# Scribus, probème de saisie de texte



## Jean-Luc Munro (18 Avril 2008)

Bonjour,

J'ai installer Scribus sur Mac, probleme : 
Impossibilité de saisir du texte dans un bloc texte, obligation de passer par l'éditeur interne et la ca marche... 
Il n'y a pas de police dans le menu Styles/Polices et par suite il n'est pas possible de modifier le texte dans le bloc texte

Mac Munro

Scribus version : 1.33.10
GhostScript version : 8.57
Sur Mac
Power Mac G4 mirror , 1,25 Ghz
Mémoire 1 Go DDR SDRAM
sur DD 80 démarrage
OS X 10.4.11


----------



## Thierry6 (18 Avril 2008)

Scribus currently has a Style dropdown menu in its top-level toolbar. When the cursor is active in a text frame, it includes entries for Font, Size, Alignment, and other text properties. Because of Qt issues in the Mac/Aqua version, the Font entry in this list is empty; as a result, you can't choose a font -- and therefore you can't enter text -- if you're using this menu.
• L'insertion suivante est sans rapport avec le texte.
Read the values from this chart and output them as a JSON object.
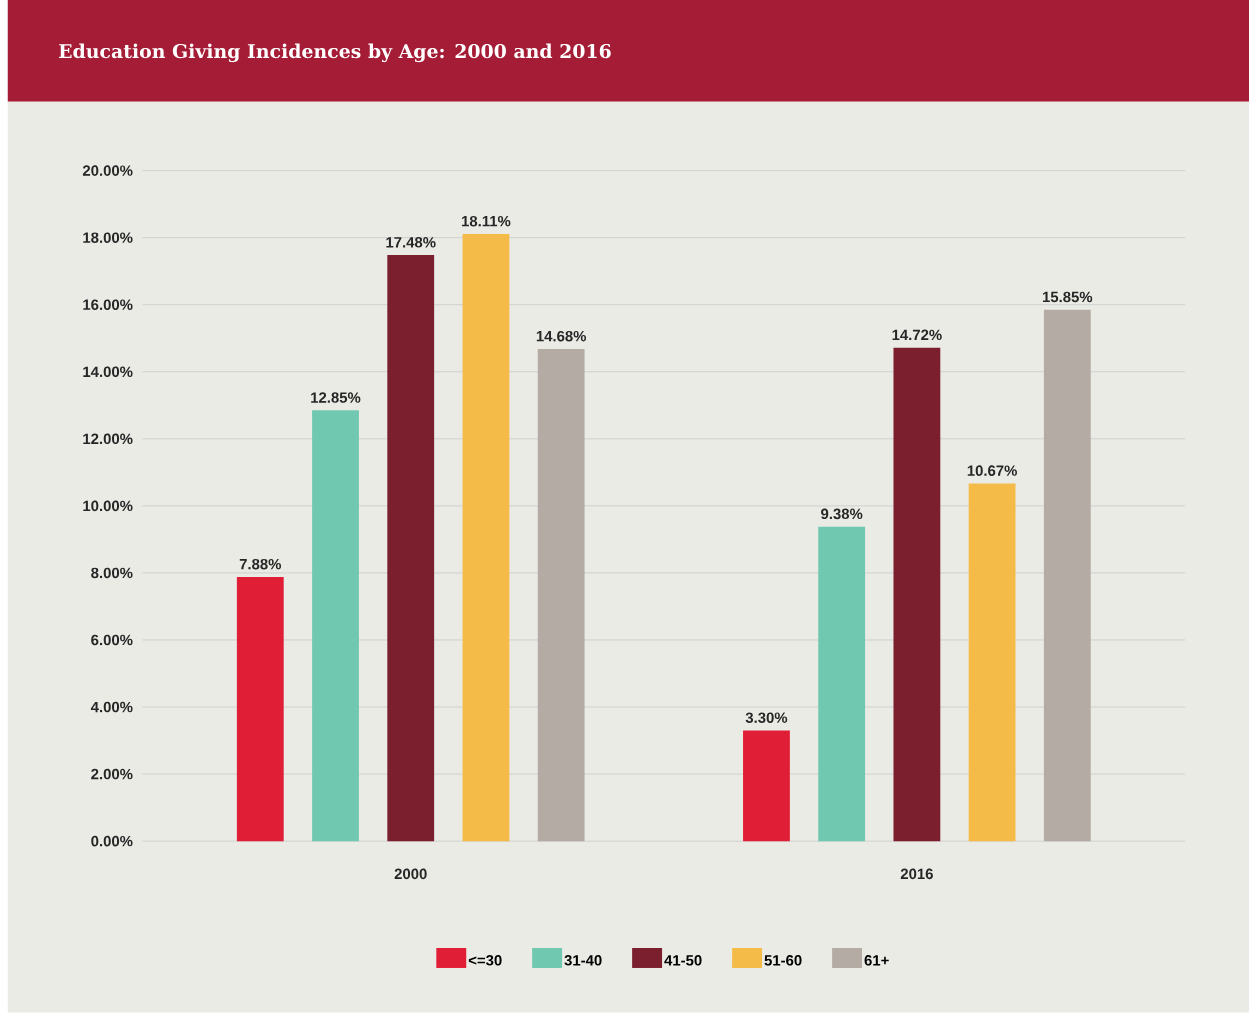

However, everything you might want to select in the Style menu (and much more) can be selected in Properties. In future versions of Scribus (on all platforms), the Style menu will disappear and Properties will be the single tool for modifying font information for text on the Canvas.

So how do you enter text in a new text frame on the Canvas? The best way is to select the frame (its border will be displayed in red and will have "handles" for resizing it.) Then open the Story Editor (click the tool that looks like a pencil on paper with a blue frame.) Now you can enter text, make font selections and changes, and apply text styles if you have defined them. When you click the green Check in the Story Editor menu, Scribus returns to the canvas with your text in the frame. Now you can use the text cursor to enter, delete and edit text and modify its characteristics in Properties.

Another way to get text into a new frame on the canvas is to select the frame, then put the text cursor in the frame and, from the top menu, use Insert/Sample Text. This will put dummy text into the frame, and you can edit it as you did with text created in Story Editor.


----------



## cant (17 Septembre 2008)

Une solution existe.
(source : http://bugs.scribus.net/view.php?id=2015)

en modifiant les préférence de scribus :
Préférences/général/apparence et ici choisir tout (Platinum par exemple) sauf aqua (qui est l'apparence par défaut)

Et maintenant on peut écrire du texte directement dans le bloc.


----------